This Board of Education can make changes immediately because it has ultimate control over decision-making. State education law emphasizes local Boards have the sole and unquestionable right, responsibility and prerogative to direct the operation of the public schools in all its aspects (Chapter 170). Although the outgoing superintendent may run daily operations and provide oversight, the current board has the power to fix governance issues and override sloppy management decisions now. Let’s see if all nine Board of Education members really understand the damage that has been done…
Unaccountable Administrators
The district currently employs 84+ administrators at a total cost of $21-22M—approximately 68 administrators in the schools and 17 at the central office level.

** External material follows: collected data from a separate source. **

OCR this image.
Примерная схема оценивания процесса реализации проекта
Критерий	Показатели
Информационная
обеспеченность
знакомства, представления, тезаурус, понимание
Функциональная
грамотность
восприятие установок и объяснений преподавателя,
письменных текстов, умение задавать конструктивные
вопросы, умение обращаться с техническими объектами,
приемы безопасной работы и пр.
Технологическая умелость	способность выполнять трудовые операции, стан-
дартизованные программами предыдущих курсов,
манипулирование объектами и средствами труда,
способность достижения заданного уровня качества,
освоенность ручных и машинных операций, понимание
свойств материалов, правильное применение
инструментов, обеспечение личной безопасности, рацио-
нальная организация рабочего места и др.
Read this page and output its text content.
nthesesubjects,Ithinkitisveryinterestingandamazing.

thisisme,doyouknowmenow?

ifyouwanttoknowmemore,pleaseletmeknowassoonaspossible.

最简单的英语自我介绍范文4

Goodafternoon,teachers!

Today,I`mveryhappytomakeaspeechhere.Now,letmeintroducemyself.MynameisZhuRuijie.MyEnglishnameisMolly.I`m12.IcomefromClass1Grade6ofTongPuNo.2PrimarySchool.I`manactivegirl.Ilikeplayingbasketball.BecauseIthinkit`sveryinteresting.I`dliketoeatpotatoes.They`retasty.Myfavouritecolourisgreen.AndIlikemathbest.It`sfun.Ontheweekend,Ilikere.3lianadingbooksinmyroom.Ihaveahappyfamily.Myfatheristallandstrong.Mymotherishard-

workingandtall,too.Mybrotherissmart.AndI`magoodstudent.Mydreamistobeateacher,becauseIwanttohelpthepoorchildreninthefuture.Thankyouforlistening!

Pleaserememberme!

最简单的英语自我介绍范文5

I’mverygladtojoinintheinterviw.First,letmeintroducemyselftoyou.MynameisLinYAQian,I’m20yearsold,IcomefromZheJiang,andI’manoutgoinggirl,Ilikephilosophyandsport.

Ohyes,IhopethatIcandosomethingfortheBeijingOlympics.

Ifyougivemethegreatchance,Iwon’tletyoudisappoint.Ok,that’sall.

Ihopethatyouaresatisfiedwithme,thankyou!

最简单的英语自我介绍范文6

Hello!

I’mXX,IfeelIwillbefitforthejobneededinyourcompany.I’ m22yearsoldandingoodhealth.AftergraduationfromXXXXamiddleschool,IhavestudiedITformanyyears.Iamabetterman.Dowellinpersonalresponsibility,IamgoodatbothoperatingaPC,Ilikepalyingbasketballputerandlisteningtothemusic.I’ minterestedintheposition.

All SAU (Stamford Administrator Union) administrators received raises at the recent December board meeting in an 8-1 vote, but accountability is still very lax or non-existent, especially for those operating out of the Government Center ($6-7M).
Only 5 out of 23 School Improvement Plans were completed by July 2025; this isn’t the first time over six years… why? Some administrators at the central office were given title changes or lateral moves, yet test scores remain stagnant, curriculums are still not provided for all departments/subgroups, and thousands of dollars of curriculum were destroyed without alerting the entire Board of Education… why? The Connecticut Code of Professional Responsibility for Administrators has also been overlooked due to inconsistent policy implementation and supervision. The board allowed all this under their watch… who is supervising who?
Ineffective Secondary Schedules
The new high school Flexible Schedule was instituted to help 14% of Stamford Public Schools failing freshmen. What evolved for all students, either using a 4×4 or 4×4/AB schedule, is a cram-it-jam-it experience for the majority of students with little or no time to process content, lack of continuity in subject matter, and no equity. In fact, this created so much tension, four school administrators were put on ‘temporary detention’, unbeknownst to the entire Board of Education… why?
Even more appalling, Coalition of Essential School research suggests large high schools — Stamford High School and Westhill High School, with 2,000+ students — implement learning academies for groups that need extra structure and support—e.g., freshmen. This strategy was shared with central office but ignored. In addition, AITE, the smallest of three Stamford high schools (700 students) was forced to drop its top ten standing with Niche and give up its A/B schedule. The board allowed all this under its watch… who is supervising who?
The new middle school schedule only expects students to have three of four quarters in core classes—math, science, social studies and ELA. Test results for 2024-2025 matter and 4 out of 5 stand-alone, grade 6-8 programs (Cloonan, Dolan, Rippowam, Turn of River) are performing at the lowest quartile out of 252 Connecticut middle schools—6 years ago, all four were in the third quartile (Stamford Public Schools are declining). This decision to cut out core subject learning is devastating. The Board of Education allowed this under its watch… who is supervising who?
The teacher contract has been reviewed and the board can go back to the high school 8-period/AB Block & middle school 6 period/4-Core schedules. Both are permissible without renegotiation. There are no legal ramifications. Financially, the decision to go with the flexible high school schedule last year (strong-armed via votes), was to pay for 11-12 Special Education Administrators ($2M). Read on, there seems to be a disconnect—this decision has had serious ramifications, too.
Failing Special Education Department
Although new Special Education administrators were hired, it seems there are huge implementation inconsistencies across schools. District leaders, principals and building Special Education administrators are still making mistakes (supposedly an internal audit was conducted to eliminate this last year). Most concerning, children with IEPs/Individual Education Plans, are not receiving consistent services. Knowing there is a shortage of special education teachers and service providers, compensatory time will be added this summer. Are families with IEP kids aware of details? Why is this new system not working?
Who Is Supervising Who?
Board of Education members need to stand against this mediocrity—these issues should not be happening. Watch how the board votes on Wednesday, January 7—hopefully to set a new tone of success rather than failure. Although a new superintendent starts July 1, 2026 and inherits the 2026-2027 budget, this board can stand on integrity and principle, showing the incoming leader it really cares about the Stamford Public Schools students, curriculum, instruction and assessment, not politics. Experienced superintendents are not fooled and know how to build healthy systems. Fingers crossed—families and taxpayers are not fooled either.
Dr. Rebecca Hamman currently serves as a member of the Stamford Board of Education. She is a career educator (teacher & administrator) and has worked 11 years elementary and 15 years secondary. Her comments are her own, and do not represent the official views of the Board of Education or its committees.